Personally I'd check the key is there, regardless of whether or not you are SURE it is, some may say this check is superfluous and that dictionary will throw an exception which you can catch, but imho you should not rely on that exception, you should check yourself and then either throw your own exception which means something or a result object with a success flag and reason inside... the failure mechanism is really implementation dependant.
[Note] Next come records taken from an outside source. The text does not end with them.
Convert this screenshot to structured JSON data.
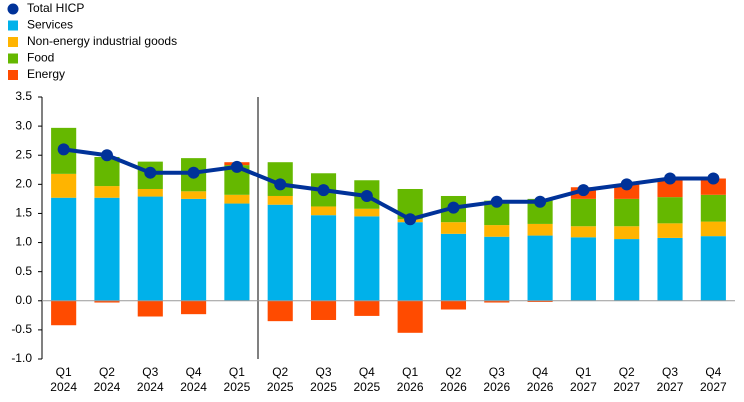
{
  "chart_data": {
    "type": "bar",
    "stacked": true,
    "categories": [
      [
        "Q1",
        "2024"
      ],
      [
        "Q2",
        "2024"
      ],
      [
        "Q3",
        "2024"
      ],
      [
        "Q4",
        "2024"
      ],
      [
        "Q1",
        "2025"
      ],
      [
        "Q2",
        "2025"
      ],
      [
        "Q3",
        "2025"
      ],
      [
        "Q4",
        "2025"
      ],
      [
        "Q1",
        "2026"
      ],
      [
        "Q2",
        "2026"
      ],
      [
        "Q3",
        "2026"
      ],
      [
        "Q4",
        "2026"
      ],
      [
        "Q1",
        "2027"
      ],
      [
        "Q2",
        "2027"
      ],
      [
        "Q3",
        "2027"
      ],
      [
        "Q4",
        "2027"
      ]
    ],
    "series": [
      {
        "name": "Total HICP",
        "type": "line",
        "color": "#003299",
        "values": [
          2.6,
          2.5,
          2.2,
          2.2,
          2.3,
          2.0,
          1.9,
          1.8,
          1.4,
          1.6,
          1.7,
          1.7,
          1.9,
          2.0,
          2.1,
          2.1
        ]
      },
      {
        "name": "Services",
        "type": "bar",
        "color": "#00b1ea",
        "values": [
          1.77,
          1.77,
          1.79,
          1.75,
          1.67,
          1.65,
          1.47,
          1.45,
          1.35,
          1.15,
          1.1,
          1.12,
          1.09,
          1.06,
          1.08,
          1.11
        ]
      },
      {
        "name": "Non-energy industrial goods",
        "type": "bar",
        "color": "#ffb400",
        "values": [
          0.41,
          0.2,
          0.13,
          0.13,
          0.15,
          0.15,
          0.15,
          0.13,
          0.05,
          0.2,
          0.2,
          0.2,
          0.19,
          0.22,
          0.25,
          0.25
        ]
      },
      {
        "name": "Food",
        "type": "bar",
        "color": "#65b800",
        "values": [
          0.79,
          0.5,
          0.47,
          0.57,
          0.51,
          0.58,
          0.57,
          0.49,
          0.52,
          0.45,
          0.42,
          0.43,
          0.47,
          0.47,
          0.45,
          0.46
        ]
      },
      {
        "name": "Energy",
        "type": "bar",
        "color": "#ff4b00",
        "values": [
          -0.42,
          -0.03,
          -0.27,
          -0.23,
          0.05,
          -0.35,
          -0.33,
          -0.26,
          -0.55,
          -0.15,
          -0.03,
          -0.02,
          0.2,
          0.25,
          0.29,
          0.28
        ]
      }
    ],
    "ylim": [
      -1.0,
      3.5
    ],
    "yticks": [
      {
        "value": -1.0,
        "label": "-1.0"
      },
      {
        "value": -0.5,
        "label": "-0.5"
      },
      {
        "value": 0.0,
        "label": "0.0"
      },
      {
        "value": 0.5,
        "label": "0.5"
      },
      {
        "value": 1.0,
        "label": "1.0"
      },
      {
        "value": 1.5,
        "label": "1.5"
      },
      {
        "value": 2.0,
        "label": "2.0"
      },
      {
        "value": 2.5,
        "label": "2.5"
      },
      {
        "value": 3.0,
        "label": "3.0"
      },
      {
        "value": 3.5,
        "label": "3.5"
      }
    ],
    "legend": "top-left"
  }
}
Surely the answer is "it all depends on the situation". You need to balance the risk that the key will be missing from the dictionary (low for small systems where there is limited access to the data, where you can rely on the order things are done, larger for larger systems, multiple programmers accessing the same data, especially with read/write/delete access, where threads are involved and order cannot be guaranteed or where data originates externally and reading can fail) with the impact of the risk (safety-critical systems, commercial releases or systems that a business will rely on compared with something made for fun, for a one-off job and/or for your use only) and with any requirements for speed, size and laziness.
If I were making a system to control railway signalling I would want to be safe against all possible and impossible errors, and safe from errors in the error-handling and so on (Murphy's 2nd law: "what can't go wrong will go wrong".) If I'm chucking stuff together for fun, even if size and speed are not an issue I will be MUCH more relaxed about stuff like this - I will want to get to the fun stuff.
Of course, sometimes this is the fun stuff in itself.
TryGetValue is the same code as indexing it by key, except the former returns a default value (for the out parameter) where the latter throws an exception. Use TryGetValue and you'll get consistent checks with absolutely no performance loss.
Edit: As Jon said, if you know it will always have the key, then you can index it and let it throw the appropriate exception. However, if you can provide better context information by throwing it yourself with a detailed message, that would be preferable.
There's 2 trains of thought on this from a performance point of view.
1) Avoid exceptions where possible, as exceptions are expensive - i.e. check before you try to retrieve a specific key from the dictionary, whether it exists or not. Better approach in my opinion if there's a fair chance it may not exist. This would prevent fairly common exceptions.
2) If you're confident the item will exist in there 99% of the time, then don't check for it's existence before accessing it. The 1% of times when it doesn't exist, an exception will be thrown but you've saved time for the other 99% of the time by not checking.
What I'm saying is, optimise for the majority if there is a clear one. If there is any real degree in uncertainty about an item existing, then check before retrieving.
If you know that the dictionary normally contains the key, you don't have to check for it before accessing it.
If something would be wrong and the dictionary doesn't contain the items that it should, you can let the dictionary throw the exception. The only reason for checking for the key first would be if you want to take care of this problem situation yourself without getting the exception. Letting the dictionary throw the exception and catch that is however a perfectly valid way of handling the situation.
I think Marc and Jon have it (as usual) pretty sown up. Since you also mention performance in your question it might be worth considering how you lock the dictionary.
The straightforward lock serialises all read access which may not be desirable if read is massively frequent and writes are relatively few. In that case using a ReaderWriterLockSlim might be better. The downside is the code is a little more complex and writes are slightly slower.